Today’s assignment in the Developing Your Eye II series was “Scale”.  The general idea is to use known elements of the image to give the viewer an idea of the scale of another element.  The description gave an example which you can see here.  I decided to use this opportunity to explain myself to people who don’t understand why I’m not a pet owner.

Take cats, for instance.  Yes, they can be cuddly, when it is convenient to them:


But that’s rare.  Most of the time their self-absorption isn’t rewarding to you, the so-called “master”.  Like occupying your favorite chair when you just want to settle down and read a little French philosophy:


And when you have guests in for dinner, they want to join you, and you don’t want your guests to think you don’t love your cat, so you get this:


So you think you’ll solve these problems by making it an outdoor cat, right?  Not so fast.  They scare the birds away from your birdbath.


So that’s it.  No pets for me, thank you.  I know this is the internet, which is supposed to be cat-friendly, but I can’t help that.  And this is from someone who has provided food and shelter to: dogs, cats, a snake, rabbits, birds, fish, an iguana, a wife, and two children.  I’ve earned this.

Two mysteries

Today’s Developing Your Eye II assignment was “Mystery”.  I think the planners wanted me to try my hand at some kind of artistic, maybe even abstract, photo that was to evoke a sense of mystery in the mind of the viewer.  But as I passed this cemetery, the view trapped my own mind into another thought.

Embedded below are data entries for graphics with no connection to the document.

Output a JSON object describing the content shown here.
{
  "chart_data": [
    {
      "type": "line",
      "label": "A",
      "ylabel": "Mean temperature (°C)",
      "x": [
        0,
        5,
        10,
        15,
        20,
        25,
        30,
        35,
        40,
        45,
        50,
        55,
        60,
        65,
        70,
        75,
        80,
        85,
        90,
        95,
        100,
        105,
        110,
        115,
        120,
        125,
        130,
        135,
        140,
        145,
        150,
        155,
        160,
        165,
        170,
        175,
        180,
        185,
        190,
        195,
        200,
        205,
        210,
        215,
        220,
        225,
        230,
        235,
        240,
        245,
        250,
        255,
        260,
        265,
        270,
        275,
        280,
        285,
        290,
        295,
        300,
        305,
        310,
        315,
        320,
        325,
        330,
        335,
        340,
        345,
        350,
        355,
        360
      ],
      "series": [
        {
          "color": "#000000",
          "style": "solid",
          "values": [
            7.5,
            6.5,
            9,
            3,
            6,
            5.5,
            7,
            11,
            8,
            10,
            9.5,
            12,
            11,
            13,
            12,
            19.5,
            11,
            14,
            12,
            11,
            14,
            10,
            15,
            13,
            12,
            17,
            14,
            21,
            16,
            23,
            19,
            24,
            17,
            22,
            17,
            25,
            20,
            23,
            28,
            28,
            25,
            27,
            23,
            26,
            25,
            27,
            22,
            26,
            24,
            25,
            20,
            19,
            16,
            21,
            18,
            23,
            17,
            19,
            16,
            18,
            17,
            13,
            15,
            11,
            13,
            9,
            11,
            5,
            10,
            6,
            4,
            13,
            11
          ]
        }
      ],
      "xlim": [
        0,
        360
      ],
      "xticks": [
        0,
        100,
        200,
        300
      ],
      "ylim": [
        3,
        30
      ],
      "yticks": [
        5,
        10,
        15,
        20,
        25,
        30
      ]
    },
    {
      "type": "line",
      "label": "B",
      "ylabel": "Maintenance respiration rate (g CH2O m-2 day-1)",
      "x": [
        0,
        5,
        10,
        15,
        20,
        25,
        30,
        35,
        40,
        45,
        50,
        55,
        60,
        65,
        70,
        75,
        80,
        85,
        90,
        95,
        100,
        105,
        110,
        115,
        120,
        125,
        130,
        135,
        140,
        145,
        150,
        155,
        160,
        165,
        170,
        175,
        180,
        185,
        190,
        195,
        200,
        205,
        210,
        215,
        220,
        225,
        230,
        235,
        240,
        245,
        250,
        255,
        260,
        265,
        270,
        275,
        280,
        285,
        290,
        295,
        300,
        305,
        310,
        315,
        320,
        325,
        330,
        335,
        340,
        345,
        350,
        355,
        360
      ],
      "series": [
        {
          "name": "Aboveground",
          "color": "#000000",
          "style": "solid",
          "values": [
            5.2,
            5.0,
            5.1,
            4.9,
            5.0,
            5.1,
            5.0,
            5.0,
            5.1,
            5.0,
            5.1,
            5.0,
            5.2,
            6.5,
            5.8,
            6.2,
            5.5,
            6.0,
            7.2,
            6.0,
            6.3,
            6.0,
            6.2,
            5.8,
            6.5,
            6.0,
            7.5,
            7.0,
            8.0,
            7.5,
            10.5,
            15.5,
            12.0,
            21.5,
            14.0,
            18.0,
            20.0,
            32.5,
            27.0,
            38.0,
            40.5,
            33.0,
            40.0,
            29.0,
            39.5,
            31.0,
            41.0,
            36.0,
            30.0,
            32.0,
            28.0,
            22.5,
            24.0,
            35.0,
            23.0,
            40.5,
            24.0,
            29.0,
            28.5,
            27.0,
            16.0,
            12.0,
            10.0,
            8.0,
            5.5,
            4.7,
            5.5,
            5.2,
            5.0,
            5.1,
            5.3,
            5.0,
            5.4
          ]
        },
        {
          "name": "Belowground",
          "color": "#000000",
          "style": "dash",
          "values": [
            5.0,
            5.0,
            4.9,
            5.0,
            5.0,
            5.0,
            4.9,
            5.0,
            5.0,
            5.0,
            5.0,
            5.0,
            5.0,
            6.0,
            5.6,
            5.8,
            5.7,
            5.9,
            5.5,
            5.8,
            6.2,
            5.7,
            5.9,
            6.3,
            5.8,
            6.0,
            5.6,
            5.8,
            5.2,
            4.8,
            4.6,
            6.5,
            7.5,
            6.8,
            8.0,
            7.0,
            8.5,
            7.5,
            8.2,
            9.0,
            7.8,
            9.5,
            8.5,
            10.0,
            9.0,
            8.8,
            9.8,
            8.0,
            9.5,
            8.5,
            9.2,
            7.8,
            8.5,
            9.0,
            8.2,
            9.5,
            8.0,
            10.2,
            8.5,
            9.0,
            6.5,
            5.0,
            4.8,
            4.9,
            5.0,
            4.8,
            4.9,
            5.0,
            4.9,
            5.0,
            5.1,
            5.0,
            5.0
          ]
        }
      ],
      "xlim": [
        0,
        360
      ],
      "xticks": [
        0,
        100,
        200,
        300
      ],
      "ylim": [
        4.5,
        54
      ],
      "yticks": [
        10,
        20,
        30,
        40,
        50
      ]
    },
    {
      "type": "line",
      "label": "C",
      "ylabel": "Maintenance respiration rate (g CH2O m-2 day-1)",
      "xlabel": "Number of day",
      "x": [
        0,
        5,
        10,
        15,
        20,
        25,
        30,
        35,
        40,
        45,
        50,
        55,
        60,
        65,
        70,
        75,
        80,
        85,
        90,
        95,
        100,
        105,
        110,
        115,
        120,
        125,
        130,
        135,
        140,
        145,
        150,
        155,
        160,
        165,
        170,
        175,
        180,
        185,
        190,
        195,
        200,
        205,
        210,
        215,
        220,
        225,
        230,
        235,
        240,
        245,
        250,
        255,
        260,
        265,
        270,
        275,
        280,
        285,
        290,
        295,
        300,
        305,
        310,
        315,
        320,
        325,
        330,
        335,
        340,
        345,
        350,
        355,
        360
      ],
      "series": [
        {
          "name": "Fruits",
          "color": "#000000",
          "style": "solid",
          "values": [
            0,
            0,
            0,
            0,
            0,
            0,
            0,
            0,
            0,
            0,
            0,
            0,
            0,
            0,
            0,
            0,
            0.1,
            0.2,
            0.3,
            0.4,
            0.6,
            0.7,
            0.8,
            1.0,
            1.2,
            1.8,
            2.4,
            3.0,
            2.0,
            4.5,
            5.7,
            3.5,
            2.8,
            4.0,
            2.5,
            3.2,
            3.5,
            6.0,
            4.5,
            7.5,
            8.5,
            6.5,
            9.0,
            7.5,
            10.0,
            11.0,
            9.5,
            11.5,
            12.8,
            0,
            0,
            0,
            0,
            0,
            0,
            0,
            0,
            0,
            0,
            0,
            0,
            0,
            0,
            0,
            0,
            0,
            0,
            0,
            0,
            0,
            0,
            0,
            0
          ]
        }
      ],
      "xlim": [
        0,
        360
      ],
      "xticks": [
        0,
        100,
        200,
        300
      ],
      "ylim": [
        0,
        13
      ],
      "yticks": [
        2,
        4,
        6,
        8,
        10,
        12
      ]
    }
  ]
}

In the distance are the Sandia Mountains, kind of the tail end of the Rockies right here in the Duke City.  I think often of the question asked by the early European explorers to North America.  “What lies beyond that range of mountains?”  “What is on the other side of this great river?”  Those are mysteries that are no more.

But the cemetery in the front reminds me of the greatest mystery of them all: what lies beyond the grave?  Philosophers have pondered this since time immemorial, but the mystery lives on.

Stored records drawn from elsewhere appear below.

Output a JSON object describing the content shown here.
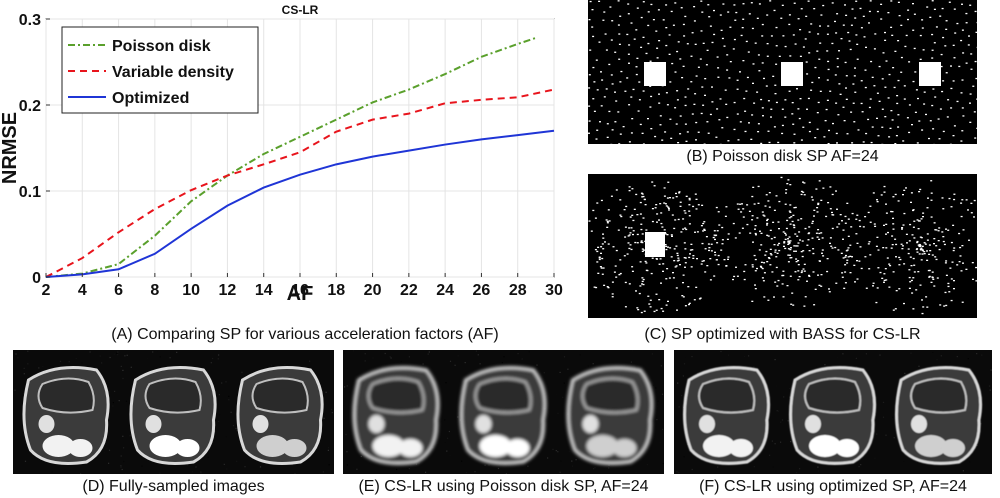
{
  "figure": {
    "captions": {
      "A": "(A) Comparing SP for various acceleration factors (AF)",
      "B": "(B) Poisson disk SP AF=24",
      "C": "(C) SP optimized with BASS for CS-LR",
      "D": "(D) Fully-sampled images",
      "E": "(E) CS-LR using Poisson disk SP, AF=24",
      "F": "(F) CS-LR using optimized SP, AF=24"
    }
  },
  "chart_data": {
    "type": "line",
    "title": "CS-LR",
    "xlabel": "AF",
    "ylabel": "NRMSE",
    "xlim": [
      2,
      30
    ],
    "ylim": [
      0,
      0.3
    ],
    "xticks": [
      "2",
      "4",
      "6",
      "8",
      "10",
      "12",
      "14",
      "16",
      "18",
      "20",
      "22",
      "24",
      "26",
      "28",
      "30"
    ],
    "yticks": [
      "0",
      "0.1",
      "0.2",
      "0.3"
    ],
    "grid": true,
    "legend_position": "top-left",
    "series": [
      {
        "name": "Poisson disk",
        "color": "#5aa02c",
        "style": "dashdot",
        "x": [
          2,
          4,
          6,
          8,
          10,
          12,
          14,
          16,
          18,
          20,
          22,
          24,
          26,
          28,
          29
        ],
        "y": [
          0.0,
          0.004,
          0.015,
          0.048,
          0.088,
          0.118,
          0.143,
          0.163,
          0.183,
          0.203,
          0.218,
          0.236,
          0.256,
          0.271,
          0.278
        ]
      },
      {
        "name": "Variable density",
        "color": "#e8141c",
        "style": "dashed",
        "x": [
          2,
          4,
          6,
          8,
          10,
          12,
          14,
          16,
          18,
          20,
          22,
          24,
          26,
          28,
          30
        ],
        "y": [
          0.0,
          0.022,
          0.052,
          0.079,
          0.101,
          0.118,
          0.131,
          0.145,
          0.169,
          0.183,
          0.19,
          0.202,
          0.206,
          0.209,
          0.218
        ]
      },
      {
        "name": "Optimized",
        "color": "#1f35d6",
        "style": "solid",
        "x": [
          2,
          4,
          6,
          8,
          10,
          12,
          14,
          16,
          18,
          20,
          22,
          24,
          26,
          28,
          30
        ],
        "y": [
          0.0,
          0.003,
          0.009,
          0.027,
          0.056,
          0.083,
          0.104,
          0.119,
          0.131,
          0.14,
          0.147,
          0.154,
          0.16,
          0.165,
          0.17
        ]
      }
    ]
  }
}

My promise to you is that tomorrow’s blog will be a bit brighter!

Sunrise in the Sandias

For a guy who spent nearly sixty years living in high humidity parts of the U.S., life in the high desert is a daily surprise.  One of the side effects of low humidity is a wide swing in the daily low and high temperature–a 30-degree swing is normal.  But today was unusual: we went from 59° F to 108° F in the space of about nine hours.  So today’s Developing Your Eye II assignment for “Warmth” led me to seek the moment when that daily warmup was just getting started.  This being just a couple of days after the summer solstice meant that sunrise would be the earliest of the year (delayed even longer by the cloud blanket beyond the mountains).  It would also appear at the northern end of the Sandias; six months from now it’ll be way down at the southern end.  Can’t you just feel that early morning chill giving way to a hot summer day?


Sunrise at the north end of the Sandias

A little color

It is a tradition in the United States that governments have certain emblems: the state tree, the state song, the state this, the state that.  I’ll bet your state doesn’t have “the state question”.  New Mexico does.  The state question in New Mexico is “Red or Green?”.  It is asked every time you order food in a restaurant that serves New Mexico cuisine, which is a variant of Mexican food that is, like any regional cuisine, noticeably different from its neighbors, like Texas’ “Tex Mex”.  When you order enchiladas here, you have a choice of red chile sauce or green chile sauce, green chile being a state specialty.  So the server simply says “Red or Green?” and you choose one.  But you don’t have to be so banal.; “both” is a reasonable choice.  As it is in my garden:


Hollyhock just before its summer fade.

Oversized fun

Today’s Developing Your Eye topic is “Big”.  In the interest of full disclosure, though, I must confess to have skipped over the topic “Solitude”, having covered that adequately in the topic “Bliss”.  I hope you’ll forgive me.

There are all sorts of big things, but it’s the surprisingly big things that are the most interesting.  Take, for instance, this soccer ball that some oversized Mia Hamm wannabe left on top of my office building.


Soccer ball or radio antenna enclosure?  Who knows?